Michael Sembello, you can’t just string random words together. They need to make sense!

Honestly, when I posted this, I expected the first reply to be someone complaining about a Train song. :smiley: It’s kind of like mentioning Everybody Loves Raymond and starting your stopwatch to time how many seconds it takes for someone to mention how much they hate that show. :smiley:

But yes, more to the point, I think it quickly becomes obvious that this is a love song from a man suffering from tachycardia who is in love with a zombie. :cool:

Back in the '50s there was a popular song in which a very pedantic man was writing a love letter to his girlfriend, writing it in “perfect” English. It began “Sweetheart semi-colon I love you exclamation point Some day comma in the future comma can we go steady question mark” It used to drive me crazy because the songwriter, obviously in over his head when it came to punctuation, incorrectly used a semi-colon. A comma is called for where he had a semi-colon. This misuse of a semi-colon invalidates the whole premise of the song.

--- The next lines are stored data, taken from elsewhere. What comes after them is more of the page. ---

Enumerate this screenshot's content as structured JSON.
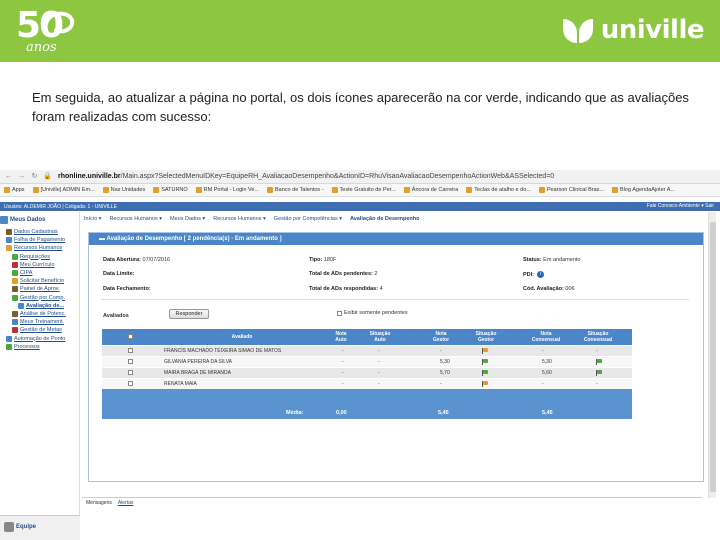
{
  "header": {
    "logo_number": "50",
    "logo_subtitle": "anos",
    "brand_name": "univille",
    "bg_color": "#8dc640"
  },
  "caption": "Em seguida, ao atualizar a página no portal, os dois ícones aparecerão na cor verde, indicando que as avaliações foram realizadas com sucesso:",
  "browser": {
    "url_host": "rhonline.univille.br",
    "url_path": "/Main.aspx?SelectedMenuIDKey=EquipeRH_AvaliacaoDesempenho&ActionID=RhuVisaoAvaliacaoDesempenhoActionWeb&ASSelected=0",
    "bookmarks": [
      "Apps",
      "[Univille] ADMIN Em...",
      "Nas Unidades",
      "SATURNO",
      "RM Portal - Login Ve...",
      "Banco de Talentos -",
      "Teste Gratuito de Per...",
      "Âncora de Carreira",
      "Teclas de atalho e do...",
      "Pearson Clinical Bras...",
      "Blog AgendaAjoter A..."
    ],
    "userbar": "Usuário: ALDEMIR JOÃO  |  Coligada: 1 - UNIVILLE",
    "userbar_right": "Fale Conosco   Ambiente ▾   Sair"
  },
  "tree": {
    "title": "Meus Dados",
    "items": [
      {
        "label": "Dados Cadastrais",
        "color": "#7b5a2c",
        "indent": 1
      },
      {
        "label": "Folha de Pagamento",
        "color": "#4a86c8",
        "indent": 1
      },
      {
        "label": "Recursos Humanos",
        "color": "#e0a030",
        "indent": 1
      },
      {
        "label": "Requisições",
        "color": "#4aa83c",
        "indent": 2
      },
      {
        "label": "Meu Currículo",
        "color": "#c03030",
        "indent": 2
      },
      {
        "label": "CIPA",
        "color": "#4aa83c",
        "indent": 2
      },
      {
        "label": "Solicitar Benefício",
        "color": "#e0a030",
        "indent": 2
      },
      {
        "label": "Painel de Aprov.",
        "color": "#7b5a2c",
        "indent": 2
      },
      {
        "label": "Gestão por Comp.",
        "color": "#4aa83c",
        "indent": 2
      },
      {
        "label": "Avaliação de...",
        "color": "#4a86c8",
        "indent": 3,
        "selected": true
      },
      {
        "label": "Análise de Potenc.",
        "color": "#7b5a2c",
        "indent": 2
      },
      {
        "label": "Meus Treinament.",
        "color": "#4a86c8",
        "indent": 2
      },
      {
        "label": "Gestão de Metas",
        "color": "#c03030",
        "indent": 2
      },
      {
        "label": "Automação de Ponto",
        "color": "#4a86c8",
        "indent": 1
      },
      {
        "label": "Processos",
        "color": "#4aa83c",
        "indent": 1
      }
    ],
    "bottom_label": "Equipe"
  },
  "menubar": {
    "items": [
      "Início ▾",
      "Recursos Humanos ▾",
      "Meus Dados ▾",
      "Recursos Humanos ▾",
      "Gestão por Competências ▾"
    ],
    "current": "Avaliação de Desempenho"
  },
  "panel": {
    "title": "Avaliação de Desempenho [ 2 pendência(s) - Em andamento ]",
    "fields": {
      "data_abertura_label": "Data Abertura:",
      "data_abertura_value": "07/07/2016",
      "tipo_label": "Tipo:",
      "tipo_value": "180F",
      "status_label": "Status:",
      "status_value": "Em andamento",
      "data_limite_label": "Data Limite:",
      "total_pend_label": "Total de ADs pendentes:",
      "total_pend_value": "2",
      "pdi_label": "PDI:",
      "data_fech_label": "Data Fechamento:",
      "total_resp_label": "Total de ADs respondidas:",
      "total_resp_value": "4",
      "cod_label": "Cód. Avaliação:",
      "cod_value": "006"
    },
    "avaliados_label": "Avaliados",
    "responder_label": "Responder",
    "exibir_label": "Exibir somente pendentes"
  },
  "table": {
    "headers": {
      "avaliado": "Avaliado",
      "nota_auto": "Nota\nAuto",
      "situacao_auto": "Situação\nAuto",
      "nota_gestor": "Nota\nGestor",
      "situacao_gestor": "Situação\nGestor",
      "nota_consensual": "Nota\nConsensual",
      "situacao_consensual": "Situação\nConsensual"
    },
    "rows": [
      {
        "name": "FRANCIS MACHADO TEIXEIRA SIMAO DE MATOS",
        "nota_auto": "-",
        "sit_auto": "-",
        "nota_gestor": "-",
        "sit_gestor": "orange",
        "nota_cons": "-",
        "sit_cons": "-"
      },
      {
        "name": "GILVANIA PEREIRA DA SILVA",
        "nota_auto": "-",
        "sit_auto": "-",
        "nota_gestor": "5,30",
        "sit_gestor": "green",
        "nota_cons": "5,30",
        "sit_cons": "green"
      },
      {
        "name": "MAIRA BRAGA DE MIRANDA",
        "nota_auto": "-",
        "sit_auto": "-",
        "nota_gestor": "5,70",
        "sit_gestor": "green",
        "nota_cons": "5,60",
        "sit_cons": "green"
      },
      {
        "name": "RENATA MAIA",
        "nota_auto": "-",
        "sit_auto": "-",
        "nota_gestor": "-",
        "sit_gestor": "orange",
        "nota_cons": "-",
        "sit_cons": "-"
      }
    ],
    "footer": {
      "label": "Média:",
      "auto": "0,00",
      "gestor": "5,45",
      "consensual": "5,45"
    }
  },
  "tabs": [
    "Mensagens",
    "Alertas"
  ]
}
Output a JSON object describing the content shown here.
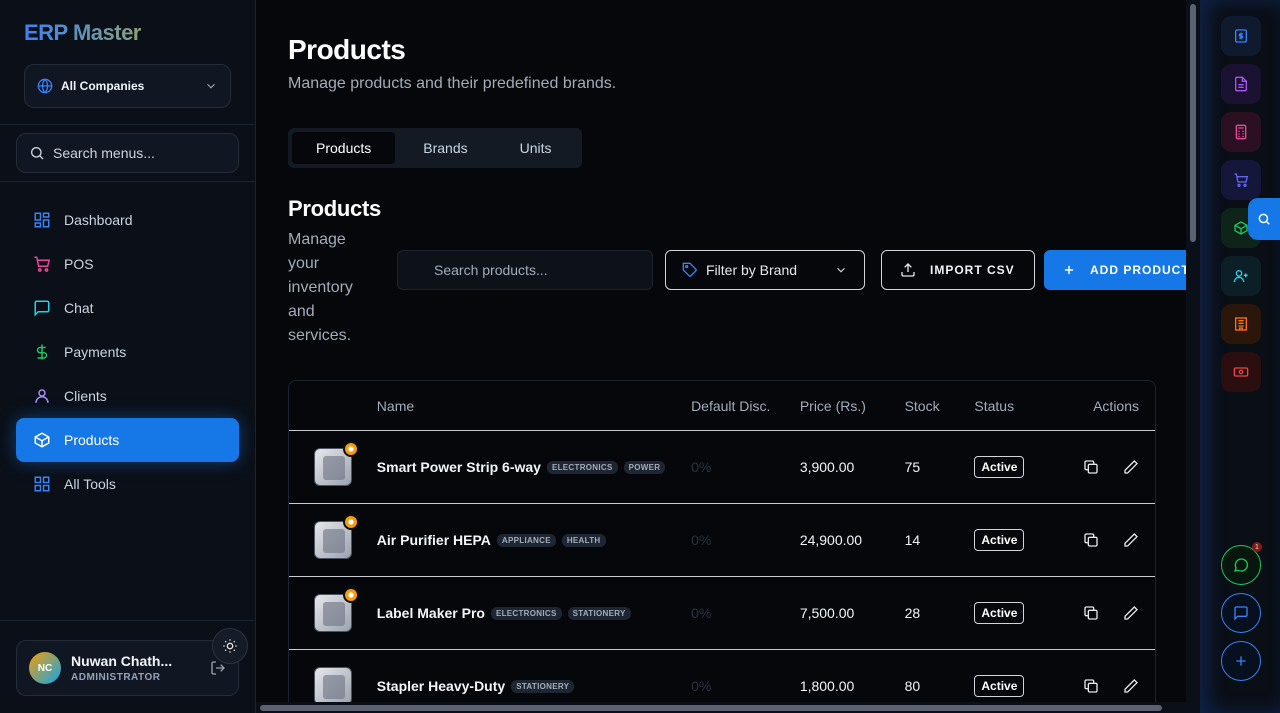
{
  "sidebar": {
    "brand": "ERP Master",
    "company": "All Companies",
    "search_placeholder": "Search menus...",
    "items": [
      {
        "label": "Dashboard",
        "icon": "dashboard-icon",
        "color": "#3b82f6"
      },
      {
        "label": "POS",
        "icon": "cart-icon",
        "color": "#ec4899"
      },
      {
        "label": "Chat",
        "icon": "chat-icon",
        "color": "#22d3ee"
      },
      {
        "label": "Payments",
        "icon": "dollar-icon",
        "color": "#22c55e"
      },
      {
        "label": "Clients",
        "icon": "user-icon",
        "color": "#a78bfa"
      },
      {
        "label": "Products",
        "icon": "box-icon",
        "color": "#ffffff"
      },
      {
        "label": "All Tools",
        "icon": "grid-icon",
        "color": "#3b82f6"
      }
    ],
    "user": {
      "initials": "NC",
      "name": "Nuwan Chath...",
      "role": "ADMINISTRATOR"
    }
  },
  "header": {
    "title": "Products",
    "subtitle": "Manage products and their predefined brands."
  },
  "tabs": [
    {
      "label": "Products",
      "active": true
    },
    {
      "label": "Brands",
      "active": false
    },
    {
      "label": "Units",
      "active": false
    }
  ],
  "section": {
    "title": "Products",
    "subtitle": "Manage your inventory and services.",
    "search_placeholder": "Search products...",
    "filter_label": "Filter by Brand",
    "import_label": "IMPORT CSV",
    "add_label": "ADD PRODUCT"
  },
  "table": {
    "columns": {
      "name": "Name",
      "disc": "Default Disc.",
      "price": "Price (Rs.)",
      "stock": "Stock",
      "status": "Status",
      "actions": "Actions"
    },
    "rows": [
      {
        "name": "Smart Power Strip 6-way",
        "tags": [
          "ELECTRONICS",
          "POWER"
        ],
        "disc": "0%",
        "price": "3,900.00",
        "stock": "75",
        "status": "Active",
        "badge": true
      },
      {
        "name": "Air Purifier HEPA",
        "tags": [
          "APPLIANCE",
          "HEALTH"
        ],
        "disc": "0%",
        "price": "24,900.00",
        "stock": "14",
        "status": "Active",
        "badge": true
      },
      {
        "name": "Label Maker Pro",
        "tags": [
          "ELECTRONICS",
          "STATIONERY"
        ],
        "disc": "0%",
        "price": "7,500.00",
        "stock": "28",
        "status": "Active",
        "badge": true
      },
      {
        "name": "Stapler Heavy-Duty",
        "tags": [
          "STATIONERY"
        ],
        "disc": "0%",
        "price": "1,800.00",
        "stock": "80",
        "status": "Active",
        "badge": false
      }
    ]
  },
  "rail": {
    "buttons": [
      {
        "icon": "invoice-icon",
        "color": "#3b82f6",
        "bg": "#0f1a2e"
      },
      {
        "icon": "document-icon",
        "color": "#a855f7",
        "bg": "#1a1230"
      },
      {
        "icon": "calculator-icon",
        "color": "#ec4899",
        "bg": "#2a1020"
      },
      {
        "icon": "cart-icon",
        "color": "#6366f1",
        "bg": "#14163a"
      },
      {
        "icon": "box-icon",
        "color": "#22c55e",
        "bg": "#0e2418"
      },
      {
        "icon": "user-plus-icon",
        "color": "#22d3ee",
        "bg": "#0c1f26"
      },
      {
        "icon": "building-icon",
        "color": "#f97316",
        "bg": "#2a160a"
      },
      {
        "icon": "cash-icon",
        "color": "#ef4444",
        "bg": "#2a0e10"
      }
    ],
    "notification_count": "1"
  }
}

Getting back to the Beatles, behold Maxwell’s Silver Hammer:

Joan was quizzical; studied Metaphysical
Science in the home.
Late nights all alone with a test tube.
Oh–o--o–oh

I’m not so sure what metaphysical science is, but surely it wouldn’t involve something so mundane as a test tube; that’s for mere chemists!

“I want a lover that won’t drive me crazy”

My English teacher/editor brain always corrects that to “who.” I just can’t enjoy that song because of the “that.”

FWIW, the line is actually “pataphysical science.”

And for me, it’s “Hot, sweet cherries on the vine” from Sammy Hagar. While I’m not a botanist, my brain does know cherries do not grow on trees, and it bugs me.

Into the West from the LotR movies is the one I hate the most.

“Across the sea
A pale moon rises
The ships have come to carry you home”
No Goddamit.
The moon rises in the east. Even in Middle Earth the moon rises in the east. If you are standing on the *western *shore, watching ships coming to take you into the west, then you can not see a pale moon rising across the sea.

You can see a pale moon rising over the mountains. You can see a pale moon setting across the sea. From the Grey Havens you can not possibly see a pale moon rising across the sea.

This one crappy lyric totally ruined a good song for me. I was listening to the music in the theatre after the movie ended and I was really enjoying the song, then I heard the jarring lyric and it totally fucked it up.

Now that is a lyric that really bugs me.